Риган наклонилась к умирающей, вглядываясь в ее лицо:
– Что?
Мать протянула руку и крепко сжала ладонь дочери:
– Ты добрая девочка… – И Сорчи Макдуфф не стало.
Риган была потрясена, но чем именно, она не могла с уверенностью сказать. Кончина матери была так проста… Чего не скажешь о ее последних словах. Риган всю жизнь прождала ласкового слова от Сорчи Макдуфф, но вся любовь матери была лишь для Груочь, все ее мечты и чаяния были связаны лишь со старшей, с любимицей… Лишь ей говорила Сорча ласковые слова. А вот последних слов матери никто у Риган не отнимет…

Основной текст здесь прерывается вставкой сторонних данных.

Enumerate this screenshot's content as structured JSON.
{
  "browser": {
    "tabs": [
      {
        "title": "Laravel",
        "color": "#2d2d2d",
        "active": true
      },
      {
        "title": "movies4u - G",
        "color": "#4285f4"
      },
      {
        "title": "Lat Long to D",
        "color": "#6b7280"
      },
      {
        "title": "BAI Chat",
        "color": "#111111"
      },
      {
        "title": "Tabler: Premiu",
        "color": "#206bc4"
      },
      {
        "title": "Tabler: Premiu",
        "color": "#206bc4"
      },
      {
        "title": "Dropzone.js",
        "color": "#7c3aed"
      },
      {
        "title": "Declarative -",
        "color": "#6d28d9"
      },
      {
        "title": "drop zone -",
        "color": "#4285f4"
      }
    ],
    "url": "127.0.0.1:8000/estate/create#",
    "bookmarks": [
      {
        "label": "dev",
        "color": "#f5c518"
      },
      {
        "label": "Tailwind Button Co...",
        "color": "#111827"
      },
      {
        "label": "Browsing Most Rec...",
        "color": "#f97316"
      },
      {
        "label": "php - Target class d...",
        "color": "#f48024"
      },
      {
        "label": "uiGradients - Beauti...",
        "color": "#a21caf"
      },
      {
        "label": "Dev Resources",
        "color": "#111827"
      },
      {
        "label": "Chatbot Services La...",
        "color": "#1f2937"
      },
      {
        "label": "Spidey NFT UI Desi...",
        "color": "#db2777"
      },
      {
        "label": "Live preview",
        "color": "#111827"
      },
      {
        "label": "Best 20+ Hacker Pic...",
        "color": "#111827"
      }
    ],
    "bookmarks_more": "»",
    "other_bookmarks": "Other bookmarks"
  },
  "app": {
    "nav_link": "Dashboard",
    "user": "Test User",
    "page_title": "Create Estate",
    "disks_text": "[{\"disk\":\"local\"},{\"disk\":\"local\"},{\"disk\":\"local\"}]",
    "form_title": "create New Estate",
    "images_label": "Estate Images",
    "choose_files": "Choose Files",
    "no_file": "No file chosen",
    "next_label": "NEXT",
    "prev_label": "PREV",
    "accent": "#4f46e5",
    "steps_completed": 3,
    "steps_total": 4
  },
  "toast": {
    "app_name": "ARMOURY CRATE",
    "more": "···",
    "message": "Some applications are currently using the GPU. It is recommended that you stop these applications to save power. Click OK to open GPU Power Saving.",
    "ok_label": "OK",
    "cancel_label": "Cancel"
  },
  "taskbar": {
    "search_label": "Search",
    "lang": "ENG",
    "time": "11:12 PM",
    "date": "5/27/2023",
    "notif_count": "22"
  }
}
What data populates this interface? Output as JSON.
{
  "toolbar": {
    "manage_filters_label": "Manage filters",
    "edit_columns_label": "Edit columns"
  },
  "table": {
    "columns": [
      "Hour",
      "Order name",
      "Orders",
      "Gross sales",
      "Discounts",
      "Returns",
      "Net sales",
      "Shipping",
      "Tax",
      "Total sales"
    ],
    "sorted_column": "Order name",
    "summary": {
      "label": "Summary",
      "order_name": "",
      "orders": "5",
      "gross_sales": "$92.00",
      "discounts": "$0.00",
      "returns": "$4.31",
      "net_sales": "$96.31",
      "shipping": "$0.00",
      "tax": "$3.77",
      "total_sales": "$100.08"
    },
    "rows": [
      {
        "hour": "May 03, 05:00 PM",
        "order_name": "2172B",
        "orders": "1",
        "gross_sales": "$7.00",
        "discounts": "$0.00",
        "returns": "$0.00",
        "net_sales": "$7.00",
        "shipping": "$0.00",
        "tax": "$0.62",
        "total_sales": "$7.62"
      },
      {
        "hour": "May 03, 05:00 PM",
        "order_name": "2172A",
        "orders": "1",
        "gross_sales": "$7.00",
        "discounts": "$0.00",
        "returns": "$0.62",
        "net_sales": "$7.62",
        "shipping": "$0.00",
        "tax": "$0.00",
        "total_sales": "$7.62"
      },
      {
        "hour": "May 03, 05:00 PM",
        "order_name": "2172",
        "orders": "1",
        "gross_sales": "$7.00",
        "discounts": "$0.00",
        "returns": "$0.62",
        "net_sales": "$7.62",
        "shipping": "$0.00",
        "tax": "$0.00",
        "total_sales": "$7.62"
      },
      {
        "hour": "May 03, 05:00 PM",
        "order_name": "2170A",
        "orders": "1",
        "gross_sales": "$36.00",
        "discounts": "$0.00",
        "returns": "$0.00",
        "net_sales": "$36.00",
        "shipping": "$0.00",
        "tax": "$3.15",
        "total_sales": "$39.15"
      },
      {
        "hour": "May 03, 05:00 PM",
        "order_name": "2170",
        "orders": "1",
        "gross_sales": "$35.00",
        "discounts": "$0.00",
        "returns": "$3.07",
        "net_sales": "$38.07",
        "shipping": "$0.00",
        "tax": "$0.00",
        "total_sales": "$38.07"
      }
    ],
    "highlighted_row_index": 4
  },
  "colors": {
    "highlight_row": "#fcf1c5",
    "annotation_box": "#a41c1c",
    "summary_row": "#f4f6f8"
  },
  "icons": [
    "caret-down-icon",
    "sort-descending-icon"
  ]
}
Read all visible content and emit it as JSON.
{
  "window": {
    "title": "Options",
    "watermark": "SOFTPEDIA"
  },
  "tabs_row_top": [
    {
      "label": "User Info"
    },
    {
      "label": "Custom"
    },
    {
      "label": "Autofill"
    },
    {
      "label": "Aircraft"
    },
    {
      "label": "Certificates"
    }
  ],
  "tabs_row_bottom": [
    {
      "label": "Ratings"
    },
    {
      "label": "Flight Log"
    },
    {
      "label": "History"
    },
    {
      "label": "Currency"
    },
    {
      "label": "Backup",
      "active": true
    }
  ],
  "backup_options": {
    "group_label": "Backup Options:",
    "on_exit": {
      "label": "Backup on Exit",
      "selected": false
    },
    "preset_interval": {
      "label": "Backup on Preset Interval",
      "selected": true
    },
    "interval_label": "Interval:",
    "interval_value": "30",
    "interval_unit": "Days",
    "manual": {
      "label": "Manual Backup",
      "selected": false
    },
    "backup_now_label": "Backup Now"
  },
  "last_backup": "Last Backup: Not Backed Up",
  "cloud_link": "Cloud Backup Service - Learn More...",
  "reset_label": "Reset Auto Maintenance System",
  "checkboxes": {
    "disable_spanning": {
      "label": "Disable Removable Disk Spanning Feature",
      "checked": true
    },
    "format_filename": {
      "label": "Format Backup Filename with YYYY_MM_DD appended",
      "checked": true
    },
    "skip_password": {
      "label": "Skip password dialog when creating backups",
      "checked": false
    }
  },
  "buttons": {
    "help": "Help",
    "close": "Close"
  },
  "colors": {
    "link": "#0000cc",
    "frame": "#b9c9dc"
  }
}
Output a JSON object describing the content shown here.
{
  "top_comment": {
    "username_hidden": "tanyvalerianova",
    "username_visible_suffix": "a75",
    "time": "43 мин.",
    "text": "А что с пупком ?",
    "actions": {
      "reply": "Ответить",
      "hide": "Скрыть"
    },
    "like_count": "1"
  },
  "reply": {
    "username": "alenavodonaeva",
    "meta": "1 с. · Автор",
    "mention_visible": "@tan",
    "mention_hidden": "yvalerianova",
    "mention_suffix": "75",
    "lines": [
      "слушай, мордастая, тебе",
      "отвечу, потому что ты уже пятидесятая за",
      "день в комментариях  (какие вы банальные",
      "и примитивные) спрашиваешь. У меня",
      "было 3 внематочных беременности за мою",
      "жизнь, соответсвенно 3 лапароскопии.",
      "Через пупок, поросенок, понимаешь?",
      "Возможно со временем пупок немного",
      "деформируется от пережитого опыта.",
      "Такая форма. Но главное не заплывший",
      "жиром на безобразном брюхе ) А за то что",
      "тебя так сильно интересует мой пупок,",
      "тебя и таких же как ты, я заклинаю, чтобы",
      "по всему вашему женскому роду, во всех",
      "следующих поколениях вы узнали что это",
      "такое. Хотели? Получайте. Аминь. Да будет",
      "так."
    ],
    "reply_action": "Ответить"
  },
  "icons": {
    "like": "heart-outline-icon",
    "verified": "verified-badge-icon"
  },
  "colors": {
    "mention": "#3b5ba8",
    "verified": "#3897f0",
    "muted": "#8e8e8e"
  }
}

– Ах, мама! – только и смогла она выговорить. – Да примет Господь твою бедную душу…
Освободив пальцы от пожатия мертвой руки, Риган Макдуфф спустилась вниз, в зал, чтобы сообщить Макфергюсу, что мать ее почила. Он кивнул, и ей показалось, что в голубых глазах его блеснули слезы.
– Я позову старую Бриди, чтобы она омыла и убрала тело как подобает, милорд, – сказала Риган. – Пусть Груочь с молодым мужем спят спокойно…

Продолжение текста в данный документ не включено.